12/16/2025
The Time a Scotsman Played Bagpipes for a Penguin in Antarctica. In 1902, Scotland sent explorers on an official national expedition to Antarctica, headed up by polar scientist and naturalist William S. Bruce.
In a uniquely Scottish twist, the two-year-long Scottish National Antarctic Expedition included a position that probably no other country found necessary: an official piper.
Gilbert Kerr, the official piper of the Scotia crew, was tasked with maintaining morale—but he became a postcard icon by posing for the photo above, in which he played the bagpipes in full Highland dress next to an Emperor penguin.

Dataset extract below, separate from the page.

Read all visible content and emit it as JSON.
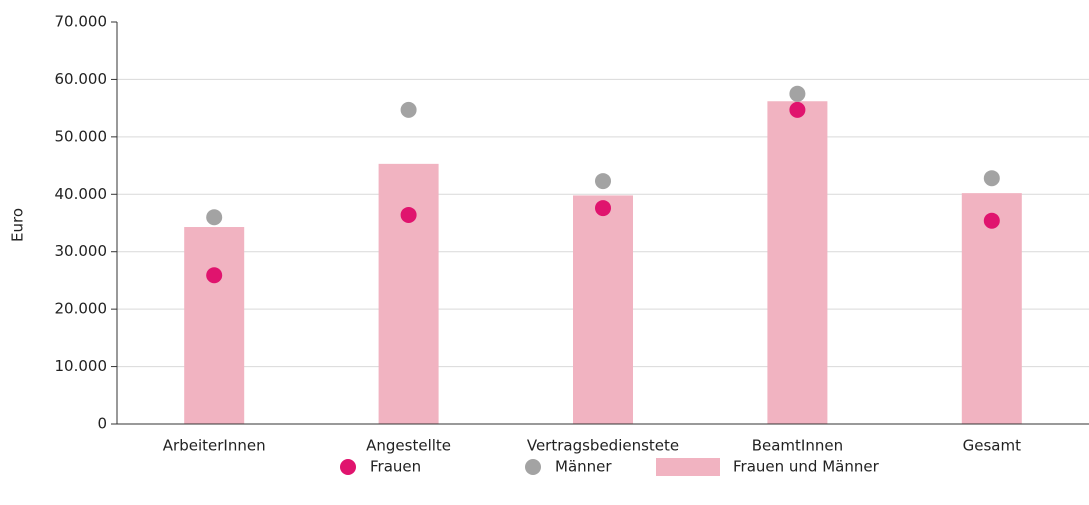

The idea of Kerr bringing out the bagpipes for a bunch of penguins was apparently also intended to test the effect of music on them, according to the 1906 record of the voyage by Bruce and other members of the expedition, The Voyage of the ‘Scotia’: Being the Record of a Voyage of Exploration in Antarctic Seas.
The penguins were not impressed. The explorers wrote that “there was no excitement, no sign of appreciation or disapproval, only sleepy indifference.”
They further noted that “it was just all that one man could do to lead one up to the ship: with their beaks they bit fairly hard, and with their long flipper-like wings could hit out decidedly hard.”
Kerr's bagpipes were later donated to a Scottish battalion during World War I and lost at the Battle of the Somme.